Hewlett-Packard Asia Pacific and Japanの副社長で,エンタープライズ・ストレージ・サーバー事業インダストリ・スタンダード・サーバー製品担当ジェネラル・マネージャのTony Parkinson氏(写真)が,ITproの単独インタビューに応じた。Parkinson氏はIT業界で20年以上の経験を持ち,現在はx86サーバー(HP ProLiantファミリ)を担当する。仮想化への取り組みについて聞いた(聞き手は山口 哲弘=ITpro)。

Hewlett-Packard Asia Pacific and Japan副社長の
Tony Parkinson氏

最近は仮想化に関する技術や製品が次々と登場し,仮想化に関する盛り上がりを感じる。仮想化に対してどのように取り組んでいるか。

Parkinson氏:仮想化は,ITサーバーの利用を改善する重要な要素の1つだと考えている。従来のような1つのサーバー・マシンで1つのOS/アプリケーションを動かすという方法は効率が悪い。これからは,1つのサーバーで複数のOS/アプリケーションを動かすようになる。その際,既存の複数のサーバーを集約するのにも,仮想化技術は強力な道具になる。

 私が担当しているProLiantは,多くのパートナと組んでビジネスを展開している。Intelとは長い間手を組んでいる。AMDに関しては市場のリーダーとしてOpteron搭載機を2年前から出しており,Opteron搭載機は日本でも最近大きく伸びている。このようにCPUメーカーとは親密な関係を持っている。

 一方,仮想化ソフトに関しても同様だ。Microsoftとは以前から深い関係を持っていて最近ではVirtual Serverに対して手を組んでいる。VMwareとは比較的新しい関係だが,緊密な関係を持ってビジネスを進めている。VMware製品が稼働するハードウエアの検証や,VMware製品を利用したシステム構築を手がけている。
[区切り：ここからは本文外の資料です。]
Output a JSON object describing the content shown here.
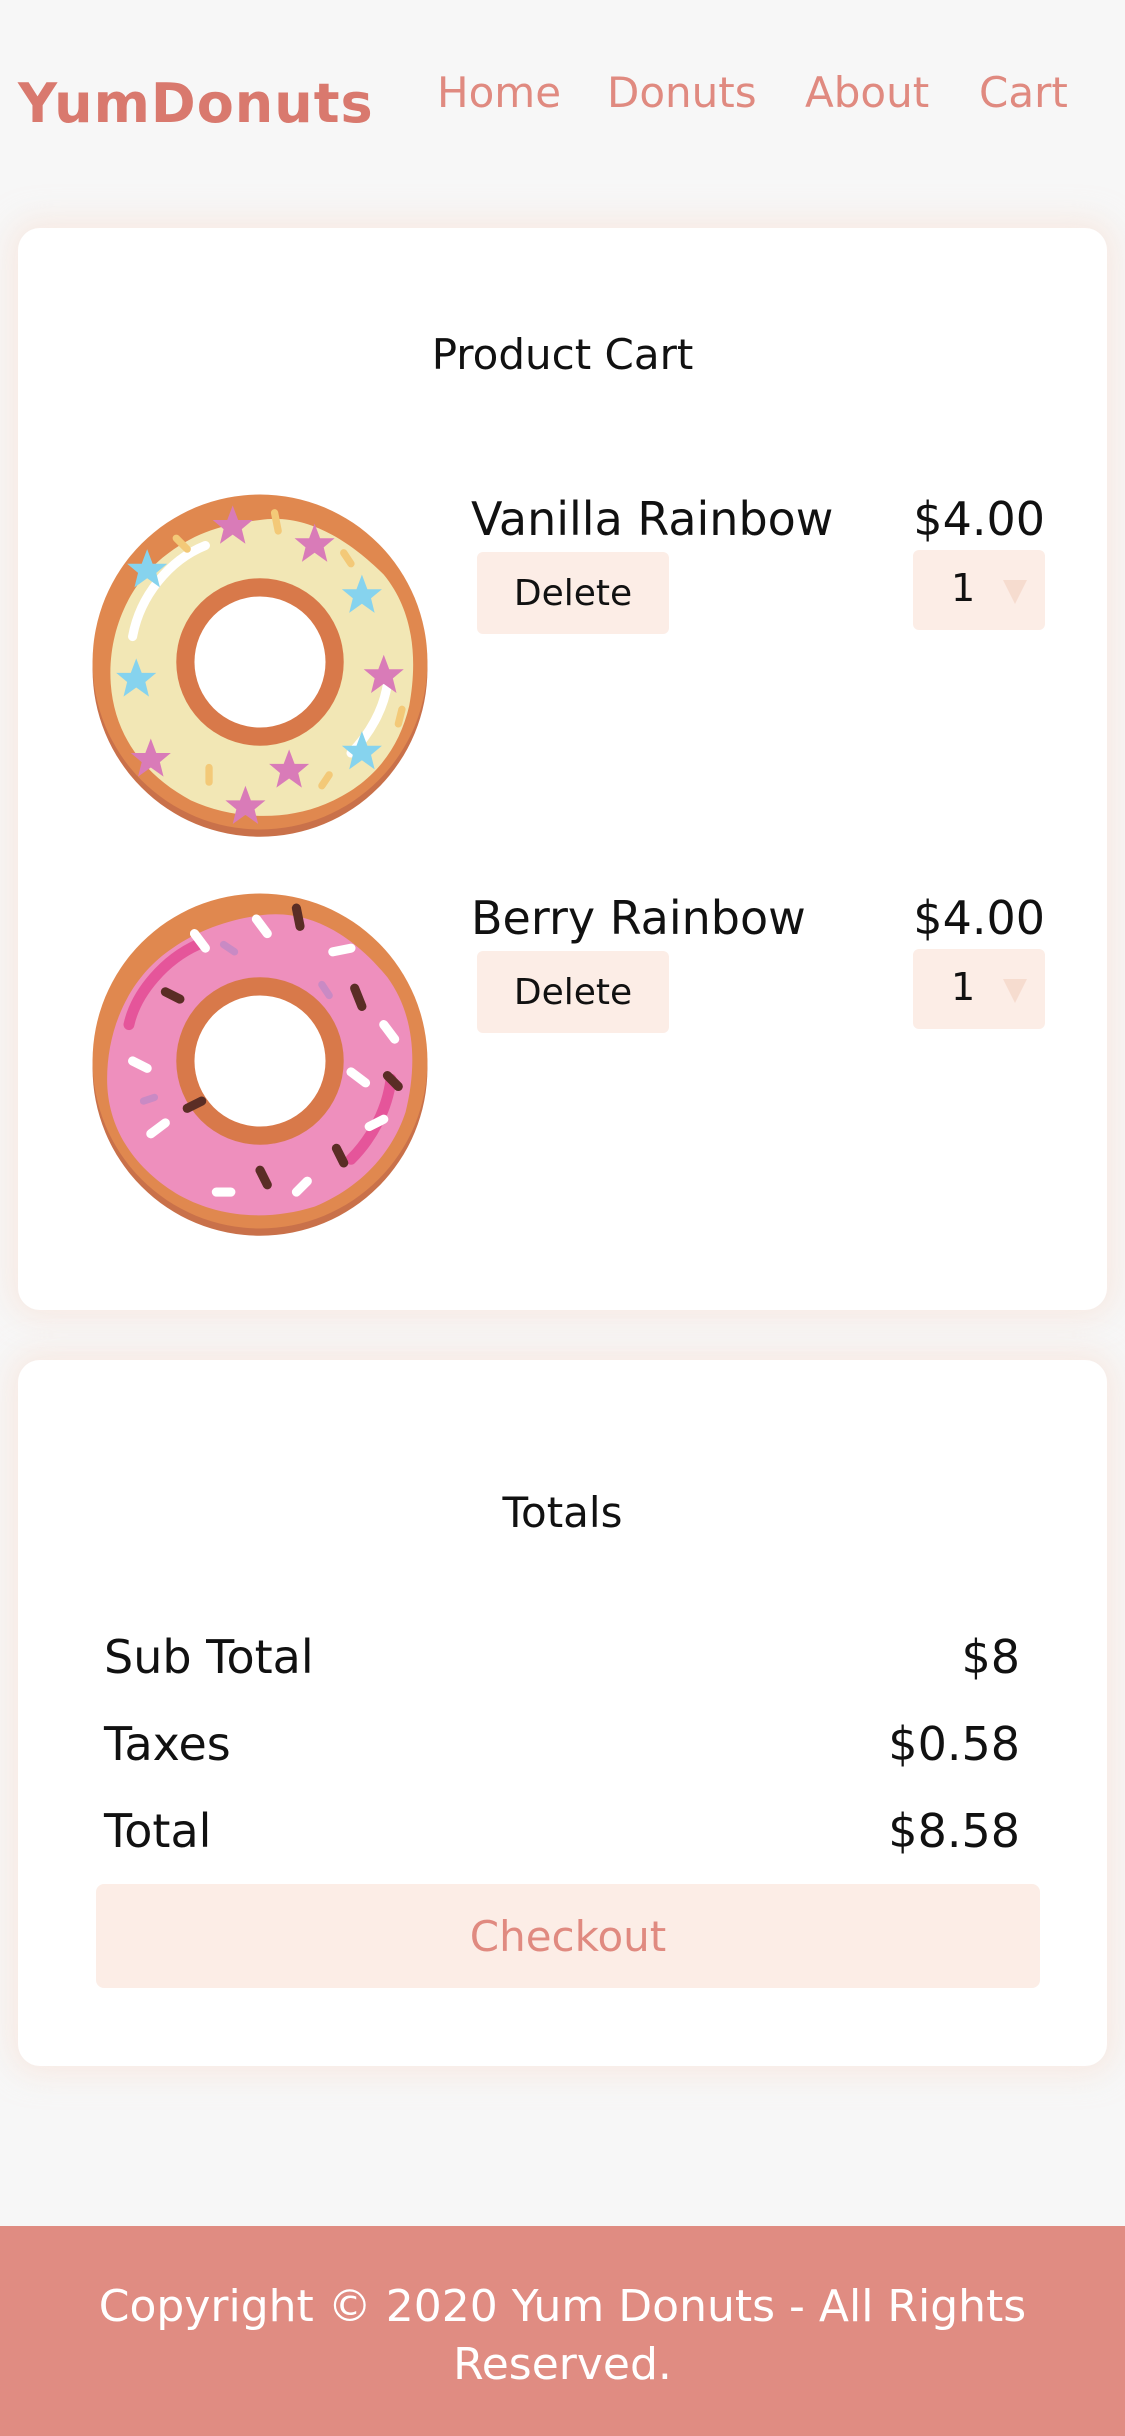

ほかにもXenなど,新しいパートナが出てきている。Xenは,直接ハードウエアの上で動作する,ベアメタル・タイプのLinux向け仮想化ソフトだ。

 当社が,これらの仮想化技術に対して付加価値を付けるところは,管理ソフトの「SIM(Systems Insight Manager)」である。これはサーバーの各要素を管理するものだ。その上に,各サーバー要素の管理モジュールをプラグインしていく。例えば,仮想マシンの管理用に「Virtual Machine Management Pack」を用意している。これは,仮想マシンの管理に加えて,物理マシン環境から仮想マシンへの移行,そして仮想マシン環境から物理マシンへの移行が可能なツールである。

物理環境から仮想環境への移行支援ツールには,VMwareの「P2V Assistant」がある。競合するツールにならないか。

Parkinson氏:当社のツールは物理環境から仮想環境だけでなく,仮想環境から物理環境への移行もできる。物理環境から仮想環境への移行だけならVMwareのツールでも可能だが,中には仮想環境から物理環境に戻したいという顧客もある。そのようなときに使ってほしいツールで,VMwareのツールと競合するのではなく,補完する関係にある。

 また,複数の管理ツールを使い分けるのではなく,1つで統合管理したいという場合にも使ってほしいツールだ。